Speaking after the meeting with South Korean President Moon Jae-in, Russian President Vladimir Putin called for talks with North Korea, saying sanctions are not a solution to the nation’s nuclear and missile development.
Moon had urged Moscow to support stronger sanctions against North Korea, which on Sunday conducted its sixth nuclear test in what it claimed was a detonation of a thermonuclear weapon built for missiles capable of reaching the US mainland.
“We should not give in to emotions and push Pyongyang into a corner,” Putin said at a news conference after the meeting, held on the sidelines of a conference on economic development of Russia’s Far East region. “As never before everyone should show restraint and refrain from steps leading to escalation and tensions.”
Moon said the leaders agreed that reducing regional tension and “quickly solving” the security challenges posed by North Korea’s nuclear and missile program were critical.
Ahead of his meeting with Putin, Moon said the situation could get out of hand if Pyongyang’s missile and nuclear tests are not stopped.
Moon urged Russia to back stronger sanctions, including the cutting off oil supplies, but Putin expressed concern that such moves would hurt regular North Koreans, said Yoon Young-chan, Moon’s chief press secretary.

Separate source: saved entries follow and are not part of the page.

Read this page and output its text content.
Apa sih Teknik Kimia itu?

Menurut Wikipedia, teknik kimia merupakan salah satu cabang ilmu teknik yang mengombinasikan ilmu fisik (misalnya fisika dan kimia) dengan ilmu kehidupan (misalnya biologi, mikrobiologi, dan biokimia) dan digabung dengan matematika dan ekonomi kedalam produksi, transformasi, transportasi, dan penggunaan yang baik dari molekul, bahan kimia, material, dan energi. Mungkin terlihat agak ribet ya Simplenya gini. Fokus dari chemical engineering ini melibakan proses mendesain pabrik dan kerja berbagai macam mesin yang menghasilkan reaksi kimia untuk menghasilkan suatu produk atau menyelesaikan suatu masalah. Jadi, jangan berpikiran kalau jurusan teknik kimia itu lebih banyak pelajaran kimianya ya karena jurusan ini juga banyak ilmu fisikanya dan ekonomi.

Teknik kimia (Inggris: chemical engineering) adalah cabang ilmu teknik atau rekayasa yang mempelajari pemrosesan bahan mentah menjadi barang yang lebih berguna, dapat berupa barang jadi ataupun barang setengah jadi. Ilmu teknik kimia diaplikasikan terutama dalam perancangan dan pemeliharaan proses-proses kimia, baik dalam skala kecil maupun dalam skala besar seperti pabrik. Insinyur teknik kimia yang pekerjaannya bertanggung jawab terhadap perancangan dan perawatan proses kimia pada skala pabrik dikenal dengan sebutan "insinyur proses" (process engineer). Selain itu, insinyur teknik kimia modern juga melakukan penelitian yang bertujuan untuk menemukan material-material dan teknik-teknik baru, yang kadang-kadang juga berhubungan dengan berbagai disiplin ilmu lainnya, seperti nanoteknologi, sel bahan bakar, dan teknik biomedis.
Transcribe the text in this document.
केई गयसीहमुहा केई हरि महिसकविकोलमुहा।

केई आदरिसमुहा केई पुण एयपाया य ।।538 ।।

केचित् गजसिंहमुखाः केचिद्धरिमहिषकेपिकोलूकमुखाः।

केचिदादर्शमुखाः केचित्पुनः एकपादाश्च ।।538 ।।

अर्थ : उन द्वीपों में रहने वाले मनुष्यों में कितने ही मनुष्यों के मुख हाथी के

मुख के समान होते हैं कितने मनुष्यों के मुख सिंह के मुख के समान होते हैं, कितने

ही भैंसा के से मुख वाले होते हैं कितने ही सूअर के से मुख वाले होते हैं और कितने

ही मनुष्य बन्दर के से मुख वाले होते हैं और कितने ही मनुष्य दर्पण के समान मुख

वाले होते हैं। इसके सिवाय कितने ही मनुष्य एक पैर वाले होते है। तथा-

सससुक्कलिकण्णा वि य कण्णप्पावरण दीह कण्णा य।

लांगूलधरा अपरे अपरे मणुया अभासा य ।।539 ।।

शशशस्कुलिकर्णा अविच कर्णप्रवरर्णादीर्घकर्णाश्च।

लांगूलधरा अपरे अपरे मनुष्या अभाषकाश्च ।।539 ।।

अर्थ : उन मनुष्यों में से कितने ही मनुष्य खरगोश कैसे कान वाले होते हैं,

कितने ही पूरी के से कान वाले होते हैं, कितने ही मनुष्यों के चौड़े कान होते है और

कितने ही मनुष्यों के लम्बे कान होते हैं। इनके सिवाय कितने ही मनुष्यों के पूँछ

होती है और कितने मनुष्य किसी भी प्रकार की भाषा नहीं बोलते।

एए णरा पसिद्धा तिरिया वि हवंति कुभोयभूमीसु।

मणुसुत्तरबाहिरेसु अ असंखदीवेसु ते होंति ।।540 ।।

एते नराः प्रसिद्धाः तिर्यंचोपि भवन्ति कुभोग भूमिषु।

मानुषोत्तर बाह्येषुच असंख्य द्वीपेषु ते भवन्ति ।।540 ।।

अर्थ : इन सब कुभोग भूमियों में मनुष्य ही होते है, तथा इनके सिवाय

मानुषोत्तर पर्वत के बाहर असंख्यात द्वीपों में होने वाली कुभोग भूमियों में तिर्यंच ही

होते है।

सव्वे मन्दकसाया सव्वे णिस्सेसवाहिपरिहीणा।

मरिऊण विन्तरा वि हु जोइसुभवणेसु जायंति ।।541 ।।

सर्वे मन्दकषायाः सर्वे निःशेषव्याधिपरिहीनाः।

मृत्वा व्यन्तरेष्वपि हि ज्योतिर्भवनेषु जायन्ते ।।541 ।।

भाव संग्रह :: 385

“Myself and President Putin share a view that North Korea has gone the wrong way with its nuclear and missile program, and that easing tension on the Korean Peninsula is an urgent issue,” Moon said during the news conference.
He complimented Putin and the Russian government over what he said were a variety of efforts to find diplomatic solutions to the North Korean problem.
In a telephone conversation with Putin on Monday before his trip to Russia, Moon also called for a ban on overseas North Korean workers, who are seen as a key foreign currency source for the North.
Putin told Moon that the North Korean problem should be solved diplomatically, according to Seoul’s presidential office.
Moon, a liberal who took office in May, had initially showed a preference for a diplomatic approach on North Korea, but his government has since taken a harder stance as the North continued its torrid pace in weapons tests.
In an interview with the Russian news agency TASS on Tuesday, Moon said he believes now is not the time for talks and that it is important for the international community to strengthen pressure against North Korea.
The South Korean Ministry of National Defense yesterday said the US military would begin adding more launchers to a contentious high-tech US missile defense system in South Korea today to better cope with North Korean threats.
The deployment of the Terminal High-Altitude Area Defense (THAAD) system has angered not only North Korea, but also China and Russia, which see the system’s powerful radars as a security threat.
A THAAD battery normally consists of six launchers that can fire up to 48 interceptor missiles, but only two launchers have been operational so far at the site in rural Seongju.
Speaking in China on Tuesday, Putin condemned North Korea’s nuclear test as provocative, but said Russia views sanctions as “useless and ineffective.”
Japanese Prime Minister Shinzo Abe, who is meeting Putin in Vladivostok today, said before his departure from Japan that “we must make North Korea understand there is no bright future for the country if it pursues the current path.”